PART II. CHARGES 2 and 3: PROMOTE AND FACILITATE THE USE OF MUTUALLY
ACCEPTED STANDARDS; EVALUATE THE NEED FOR QUALITY STANDARDS AND CONFORMANCE
MEASURES
The following describes both bibliographic and authority records:
ASSUMPTIONS
- A cooperative program only has value if its product is trusted to be truly
consistent, accurate and authoritative.
- If the program record is to retain its guarantee of quality, it should
be modified/enhanced by program participants only, although it may be copied
and enhanced for local use by non-participants.
- Centrally distributed program records that can be redistributed when enhanced
or modified by program participants, overwriting earlier versions of the
same record are desirable in order to guarantee and maintain the integrity
of program records
- Formal training programs and documentation are key to implementing standards
endorsed by the program and guaranteeing the quality of its product.
- Program records must be clearly identified as such
- to be optimally valuable for technical services processing use, and
- for purposes of record management, e.g., appropriate disposition
of multiple iterations of records for the same work, particularly in
utilities, but also in other systems.
- Program records will be widely used and enhanced by other participants
making peer review of record quality viable as a quality assurance option.
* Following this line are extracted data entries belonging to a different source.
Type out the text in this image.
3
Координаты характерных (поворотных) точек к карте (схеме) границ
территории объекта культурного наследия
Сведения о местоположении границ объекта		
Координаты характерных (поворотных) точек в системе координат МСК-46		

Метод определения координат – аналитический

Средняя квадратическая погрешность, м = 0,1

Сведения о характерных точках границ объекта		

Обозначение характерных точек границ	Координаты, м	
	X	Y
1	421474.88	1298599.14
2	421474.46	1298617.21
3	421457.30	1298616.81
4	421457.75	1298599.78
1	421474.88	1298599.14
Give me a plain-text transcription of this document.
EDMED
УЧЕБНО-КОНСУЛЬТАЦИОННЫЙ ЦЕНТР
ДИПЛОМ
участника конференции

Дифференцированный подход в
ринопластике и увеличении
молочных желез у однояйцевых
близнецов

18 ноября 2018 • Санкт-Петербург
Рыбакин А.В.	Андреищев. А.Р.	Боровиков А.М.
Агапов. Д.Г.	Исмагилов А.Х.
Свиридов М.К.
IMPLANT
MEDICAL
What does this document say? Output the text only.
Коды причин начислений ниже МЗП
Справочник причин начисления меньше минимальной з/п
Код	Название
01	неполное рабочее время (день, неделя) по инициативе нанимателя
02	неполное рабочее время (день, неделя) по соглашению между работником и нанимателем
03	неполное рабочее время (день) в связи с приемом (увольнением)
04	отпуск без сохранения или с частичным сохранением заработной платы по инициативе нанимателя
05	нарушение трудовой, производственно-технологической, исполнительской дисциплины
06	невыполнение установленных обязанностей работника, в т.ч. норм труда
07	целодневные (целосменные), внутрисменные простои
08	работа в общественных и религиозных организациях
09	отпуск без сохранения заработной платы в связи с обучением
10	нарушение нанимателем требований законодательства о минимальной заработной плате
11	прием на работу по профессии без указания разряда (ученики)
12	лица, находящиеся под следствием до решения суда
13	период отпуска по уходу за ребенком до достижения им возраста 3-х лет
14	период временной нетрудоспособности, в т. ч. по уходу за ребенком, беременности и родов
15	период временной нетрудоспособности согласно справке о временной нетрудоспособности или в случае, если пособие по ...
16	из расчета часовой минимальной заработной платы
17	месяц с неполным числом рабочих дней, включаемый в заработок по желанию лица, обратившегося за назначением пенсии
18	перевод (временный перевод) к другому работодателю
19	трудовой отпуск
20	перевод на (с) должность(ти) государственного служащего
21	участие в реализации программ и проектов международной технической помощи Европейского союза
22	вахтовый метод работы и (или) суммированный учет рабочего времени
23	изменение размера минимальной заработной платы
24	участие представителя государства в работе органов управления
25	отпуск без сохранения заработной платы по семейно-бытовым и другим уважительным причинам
RECOMMENDATIONS: PROMULGATION OF STANDARD AND QUALITY CONFORMANCE MEASURES
- The governing body of the program should assume responsibility for program
standards and their continuing development including publication and distribution.
Any or all of these responsibilities may be delegated with appropriate safeguards
for the integrity of the program.
- Participant institutions (or alternatively, individual catalogers) should
undergo a formal training process and be required to demonstrate competence
prior to assuming the full prerogatives of membership.
- Institutions (or alternatively individuals) that undergo such training
should be "certified" in some way.
- Periodic updating of skills at workshops and training seminars should be
required to retain certification.
- Program participants should be expected to correct verifiable errors (e.g.
, mistranscriptions, typos or MARC tagging errors) in program records created
by other participants; they may wish to notify other participants if they
notice an excessive number of such errors.
- Program participants, in the course of using participant copy, should be
expected to notify the responsible participant institution of more substantive
errors and request that they be corrected by the responsible cataloging agency.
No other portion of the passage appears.